I have recently had the pleasure of exchanging some emails with Mark Goodacre (Duke) who is the series editor for the Library of New Testament Studies under T & T Clark (Continuum, London). T & T Clark has very wisely offered a helpful website dedicated to offering potential authors information on the series. See HERE.
Mark has agreed to answer some key questions about the series and provide some pointers for potential authors. Thanks Mark! May LNTS prosper for many years to come!
NKG: As editor of the Library of New Testament Studies (T & T Clark, Continuum), why do you think LNTS is a first-rate monograph series?
MG: Well, our official blurb says that “All the many and diverse aspects
of New Testament study are represented and promoted, including
innovative work from historical perspectives, studies using
social-scientific and literary theory, and developing theological,
cultural and contextual approaches”
(http://ntgateway.biblia.com/LNTS/). What that is trying to get at is
that quality is the key. We throw the net wide in terms of the topics
covered, the methods employed, the comparative material chosen. I
like the fact that we publish monographs from a large range of
international scholars, from those right at the beginning of their
careers to senior and well known figures in the guild. There is a
good balance of people from all over the globe, though the majority
inevitably comes from the USA, Canada and the UK.
NKG: Do you have an idea of the rate of acceptance of manuscript submissions?
MG: I would have to check with Dominic Mattos at T & T Clark to get the
details, but my impression is that we reject more than half of what we
are offered. Of course the process works differently if one is an
established scholar with several strong books to one’s name over
against a newly qualified PhD.
NKG: Is there something that a potential author can do to put himself/herself in the best position to get published with LNTS?
MG: Yes, write something of high quality! Seriously, the key thing is
that we want the best work. In order to be published, the work has to
be of first class quality. That’s the key thing. I never want any
reader to pick up an LNTS volume and think, “Why on earth did they
publish *this*?”! But there are also, of course, practical things
that one can do, like being efficient and co-operative in
correspondence and and manuscript preparation. A detailed publication
proposal form at the beginning of the process is very helpful to us.
If it is thin and gives us a lot to do to work out what is going on with
the manuscript, that can delay things.
NKG: I know that when a manuscript is submitted, it goes out to an expert reader who assesses it. Do you have a set of names on a list or do you approach whoever may be a reasonable choice for the topic (whether or not they have read for LNTS before)? If he or she gives feedback, is that to the effect of mandatory corrections/changes or ‘recommended’ changes?

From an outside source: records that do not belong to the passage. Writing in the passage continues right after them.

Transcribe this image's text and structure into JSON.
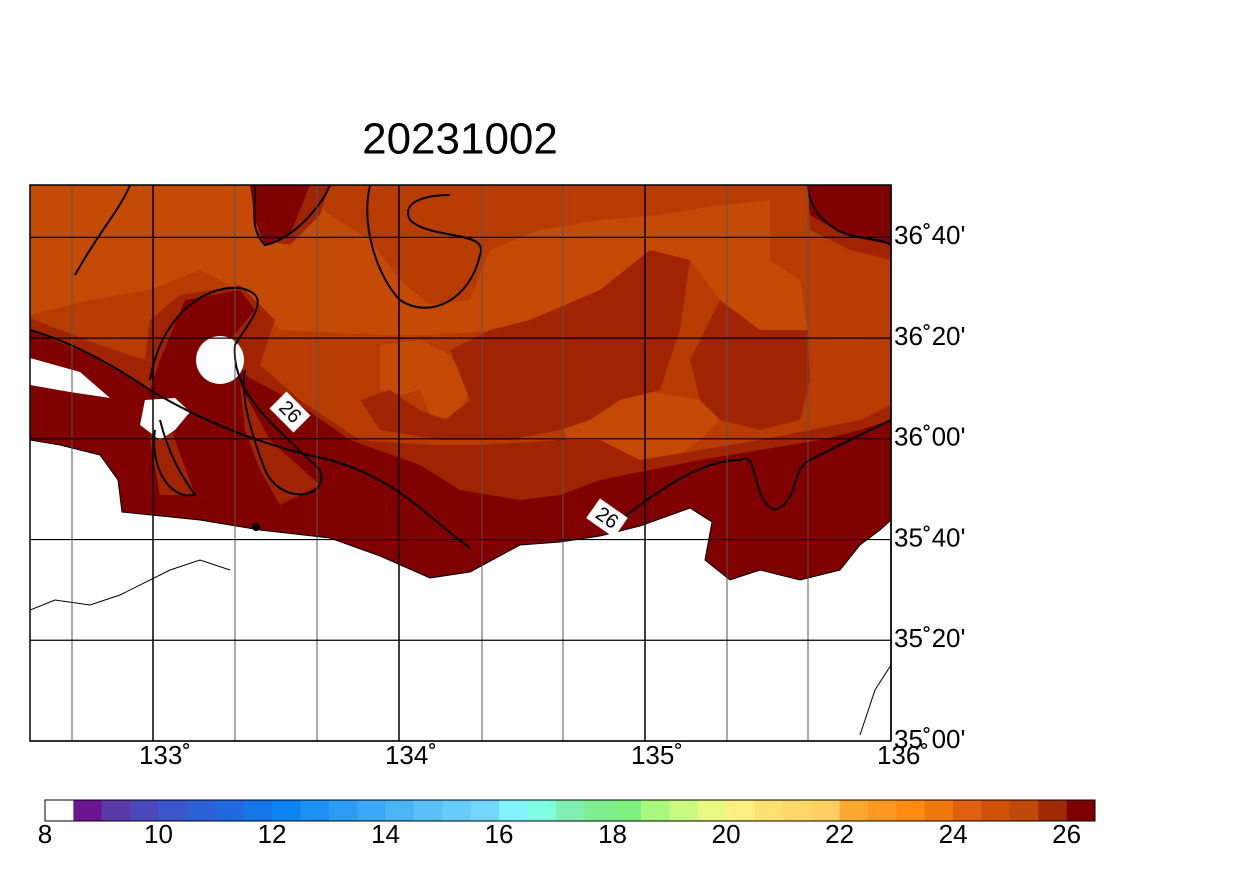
{
  "title": "20231002",
  "map": {
    "xlim": [
      132.5,
      136
    ],
    "ylim": [
      35,
      36.84
    ],
    "xticks": [
      {
        "value": 133,
        "label": "133˚"
      },
      {
        "value": 134,
        "label": "134˚"
      },
      {
        "value": 135,
        "label": "135˚"
      },
      {
        "value": 136,
        "label": "136˚"
      }
    ],
    "yticks": [
      {
        "value": 35,
        "label": "35˚00'"
      },
      {
        "value": 35.3333,
        "label": "35˚20'"
      },
      {
        "value": 35.6667,
        "label": "35˚40'"
      },
      {
        "value": 36,
        "label": "36˚00'"
      },
      {
        "value": 36.3333,
        "label": "36˚20'"
      },
      {
        "value": 36.6667,
        "label": "36˚40'"
      }
    ],
    "contour_labels": [
      26,
      26
    ]
  },
  "colorbar": {
    "lim": [
      8,
      26.5
    ],
    "ticks": [
      8,
      10,
      12,
      14,
      16,
      18,
      20,
      22,
      24,
      26
    ],
    "colors": [
      "#ffffff",
      "#6c1590",
      "#5a3aa8",
      "#4a48bb",
      "#3b55cc",
      "#2d5fd6",
      "#1f68de",
      "#1476e8",
      "#0a84f4",
      "#1a90f5",
      "#2a9cf6",
      "#3aa8f6",
      "#4ab4f7",
      "#5ac0f8",
      "#66ccfa",
      "#72d8fb",
      "#80f4ff",
      "#80ffe0",
      "#80f0b0",
      "#80ee90",
      "#80f080",
      "#a8f880",
      "#c8fa80",
      "#e8fa80",
      "#fff080",
      "#ffe070",
      "#ffd868",
      "#ffd060",
      "#ffa830",
      "#ff9820",
      "#ff8c10",
      "#f07808",
      "#e06010",
      "#d05008",
      "#c04808",
      "#a02a04",
      "#7e0000"
    ]
  }
}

MG: We have an editorial board made up of a range of experts and these are
always the first port of call, as far as possible. Each member of the
board acts in an advisory capacity and they will often read
manuscripts. These people are the unsung heroes of LNTS because they
give a lot of their time to the series. They have a feel for what
works and what does not work, and they are a great help to me. And
several members of the board work extra hard and will have an even
greater reward in heaven. However, many of our manuscripts of course
go to those outside the board. As the editor, the decision is usually
mine about where the manuscript goes. We never send out the entire
manuscript “cold”; we always approach people first and discuss it with
them. This is one of the reasons that the publication proposal form
is so important. The person chosen will always have some kind of
expertise in the specific area or methodology dealt with in the
manuscript.
NKG: Some publishers or series have the mindset: a published thesis should be as close to the phd thesis as possible (i.e., only correct the ‘mistakes’, make few global/structural changes). Others take a ‘a monograph is a higher standard and is different from a phd thesis’ approach. Where does LNTS (traditionally?) fall on this matter?
MG: I think we are somewhere in the middle of these too extremes. The
series has changed a bit over the years. As the JSNTSS (Journal for
the Study of the New Testament Supplement Series), volumes were often
quite close to the PhD thesis. That can still be the case but
regularly people revise and improve their PhDs for publication. One
of the ways that people do this is through cutting extraneous material
of the kind that might be appropriate in a PhD (e.g. appendices and
massive, bibliographical footnotes) but is not necessary in the
published version. When you are writing your PhD, there is an extent
to which you have to show your examiners your “workings”. In the
published version, you include what you need to include to make your
case. We have a word-limit of 80,000 which, in my experience, has
greatly improved many manuscripts over the lengthy, 100,000 or more
word versions that were first submitted.